Roberta Sutherland’s work deals with these same issues of environmental protection through exploration of prehistoric imagery. At a time when civilization has reached its most advanced and environmentally destructive stage, she has chosen to investigate the most primitive forms known in the history of painting.
Her work is intended to carry us back to a time when we existed at a very elemental level. Dealing primarily with animal imagery based on the Palaeolithic cave paintings of Lascaux, Fontgaume and Cap Blanc, Roberta Sutherland attempts to rediscover the inextricable bond between Mother Earth and the creature which inhabit it.
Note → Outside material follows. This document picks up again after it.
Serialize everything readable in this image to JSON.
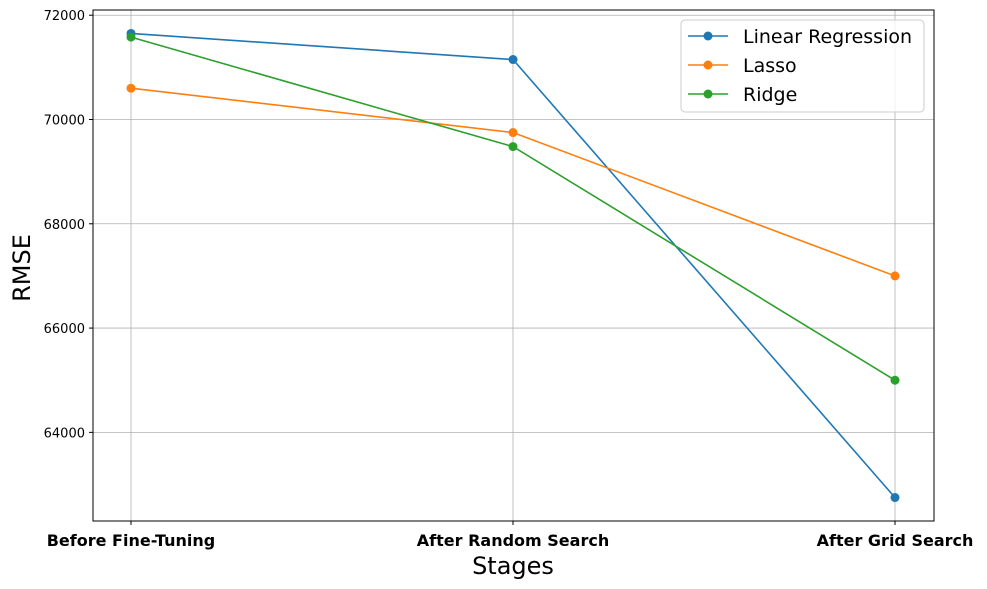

To Sutherland they also represent a powerful record of the first ways of seeing and the beginnings of visual expression.
Sutherland has spent a great deal of time in Spain and Southwestern France studying these ancient paintings, and has learned to capture the essential colour and mood of the originals. By concentrating on these images she hopes to raise a sense of concern for the environment and to create a sympathetic awareness of its fragile nature. Unfortunately, the cave paintings, like the earth itself are suffering from the effects of humanity. Deterioration is being accelerated by exposure to artificial lighting, necessitated by the tourist trade, and by air-borne pollutants.
The cave paintings which act as prototypes for Sutherland’s work represent artistic expression manifest for the sole purpose of perpetuating life. The religious/shamanistic value of the originals testify to the desire for survival, whether one believes in the theory that they were created as part of a rite intended to bring success in the hunt, or that they were made in supplication to the “life force” for the perpetuation of the animal species upon which humanity was dependent. The elemental nature of the work, its textures, colours and patterns evoke a sense of life, harmony and regeneration.
Working with acrylic paint and gouache on paper, Sutherland achieves a layer of transparent and opaque elements which recall the spirit of their prototypes. Palaeolithic artists used the shape of the cave walls to determine the number of images positioned in a particular space, arranging the animals in various combinations without regard to portion or horizon. The animals were always interconnected and images were painted over with sections showing through. This interlacing of figure echoes the need for coexistence and careful nurturing of the environment, and reinforces our understanding of the interdependence of life forms. The paint was applied by blowing dry pigments onto the moistened surface of the wall through a hollowed section of bone. The pigments were drawn from the earth and were comprised primarily of ochre, red oxides and raw titanium, literally lending the work the richness of earth tones.
A sense of movement is translated to images through line and gesture, representing very refined powers of observation. Sutherland writes: ”I am convinced our ancestors knew an aspect of life we have forgotten. They experienced themselves in balance with nature, part of a great continuum. This is evident in the accurate gestures, the direct and vital energy this Palaeolithic art conveys. I observed the majority of animals to be pregnant. Fertility was valued; life was sacred.”
Her animal images are somewhat generalized, reminding us of the loss which has already been sustained, and act as a warning for us to be mindful of the future. Essentially Roberta Sutherland is creating art which demonstrates a respect for the tenuous nature of existence.